Seperti, hal-hal yang menyangkut keimanan dan doktrin, hukum-hukum moral, pandangan tentang kehidupan, dan cerita-cerita dalam Al-Quran, tidak terlepas dari pengaruh agama Yahudi. Pun juga, mengenai ayat-ayat Al-Quran yang mengecam Yahudi, menurut Geiger kecaman tersebut tidak lain disebabkan karena Muhammad telah menyimpang. Bahkan, ia mengklaim Muhammad salah mengerti (tidak paham) perihal doktrin-doktrin agama Yahudi.
Studi Geiger ini kemudian dikembangkan lebih jauh lagi oleh seorang misionaris Inggris, yaitu W. St. Clair Tisdall. Ia menyatakan bahwa agama Islam bukanlah bersumber dari “langit” (Allah), melainkan bersumber dari ragam agama (Yahudi, Kristen, Hindu, dan Zoroastria) dan budaya. Menurut Tisdall, konsep Islam tentang Tuhan, Haji, mencium Hajar Aswad, dan menghormati Ka’bah adalah semuanya berasal dari tradisi jahiliyah.
Pun juga, salat lima waktu berasal dari tradisi Sabian. Bahkan, kisah Nabi Ibrahim, Sulaiman, Habil dan Qabil, Harut-Marut, dan Ratu Balqis adalah dari Yahudi. Tidak ketinggalan pula Isra’ Mi’raj dan jembatan (sirath) kelak di hari kiamat berasal dari agama Hindu dan Zoroastria.
Cara Umat Islam Mengkaji Al-Quran
Sedangkan umat Islam dalam mengkaji Al-Quran, selain bertujuan memperoleh petunjuk yang terkandung di dalamnya, juga untuk mendapatkan legitimasi atas sikap dan perilaku mereka. Model kajian semacam ini, kaum muslimin diharapkan dapat memahami pesan-pesan, ajaran, dan hikmah-hikmahnya yang kemudian diimplementasikan pada kehidupan konkret.
Upaya untuk memosisikan kitab suci Al-Quran sebagai pedoman dan petunjuk bagi umat Islam, adalah bermula dari kegelisahan Muhammad Abduh terhadap produk penafsiran ulama klasik. Misalnya, dalam menafsirkan Al-Quran. Para mufasir klasik hanya berkutat pada pengertian kata-kata/kedudukan kalimatnya dari segi ikrab dan kebahasaan yang terkandung dalam ayat-ayat Al-Quran.
Penafsiran seperti inilah, yang oleh Abduh dinilai produk tafsir ulama klasik telah kehilangan fungsi dan tujuan diturunkannya Al-Quran, yakni sebagai pedoman serta petunjuk bagi seluruh umat manusia (Hudan li An-nas). Menurutnya, kendati Al-Quran diturunkan sejak dahulu dalam konteks sosio-kultur tertentu. Akan tetapi mengandung nilai-nilai universal yang akan selalu relevan untuk setiap zaman dan tempat (Shalihun li Kulli Zaman wa Makan).
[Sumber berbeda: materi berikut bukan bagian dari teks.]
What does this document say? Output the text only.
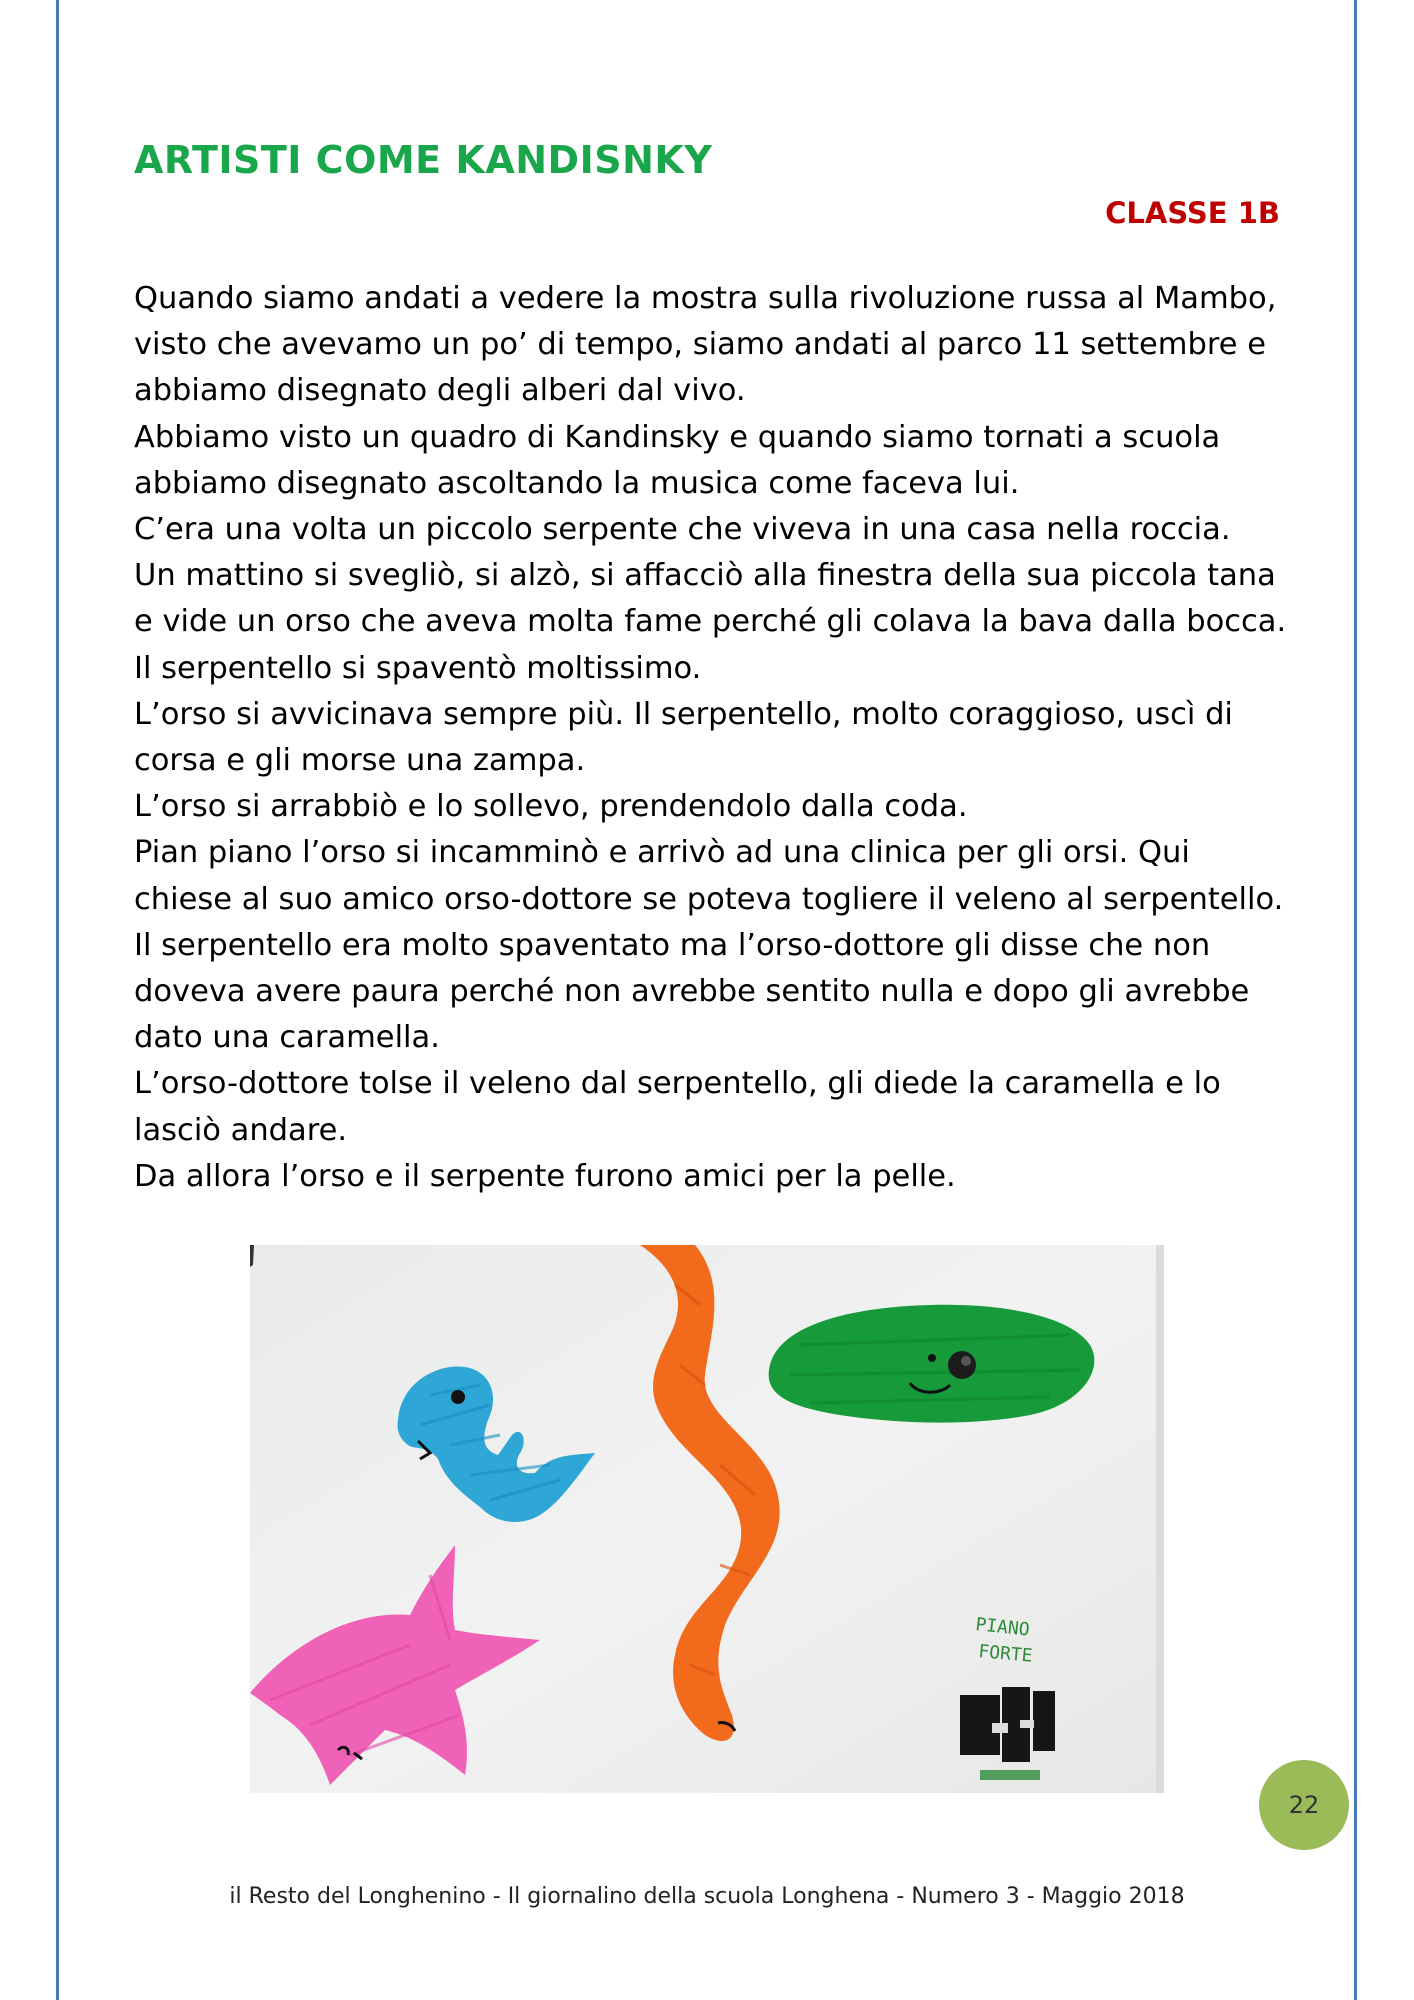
ARTISTI COME KANDISNKY
CLASSE 1B

Quando siamo andati a vedere la mostra sulla rivoluzione russa al Mambo, visto che avevamo un po’ di tempo, siamo andati al parco 11 settembre e abbiamo disegnato degli alberi dal vivo.

Abbiamo visto un quadro di Kandinsky e quando siamo tornati a scuola abbiamo disegnato ascoltando la musica come faceva lui.

C’era una volta un piccolo serpente che viveva in una casa nella roccia.

Un mattino si svegliò, si alzò, si affacciò alla finestra della sua piccola tana e vide un orso che aveva molta fame perché gli colava la bava dalla bocca.

Il serpentello si spaventò moltissimo.

L’orso si avvicinava sempre più. Il serpentello, molto coraggioso, uscì di corsa e gli morse una zampa.

L’orso si arrabbiò e lo sollevo, prendendolo dalla coda.

Pian piano l’orso si incamminò e arrivò ad una clinica per gli orsi. Qui chiese al suo amico orso-dottore se poteva togliere il veleno al serpentello.

Il serpentello era molto spaventato ma l’orso-dottore gli disse che non doveva avere paura perché non avrebbe sentito nulla e dopo gli avrebbe dato una caramella.

L’orso-dottore tolse il veleno dal serpentello, gli diede la caramella e lo lasciò andare.

Da allora l’orso e il serpente furono amici per la pelle.

PIANO
FORTE
22
il Resto del Longhenino - Il giornalino della scuola Longhena - Numero 3 - Maggio 2018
Oleh karena itu, model penafsiran terhadap Al-Quran kiwari ini perlu direformasi sesuai dengan tuntutan zaman. Sebab, problem sosial kemanusiaan yang terjadi di tengah masyarakat selalu mengalami perubahan dari masa ke masa. Maka dengan demikian, eksistensi ajaran Al-Quran tidak sekadar berkutat pada tataran normatif-idealis dan metafisis semata. Akan tetapi menjelma dalam kehidupan konkret umat manusia (empiris-realistis).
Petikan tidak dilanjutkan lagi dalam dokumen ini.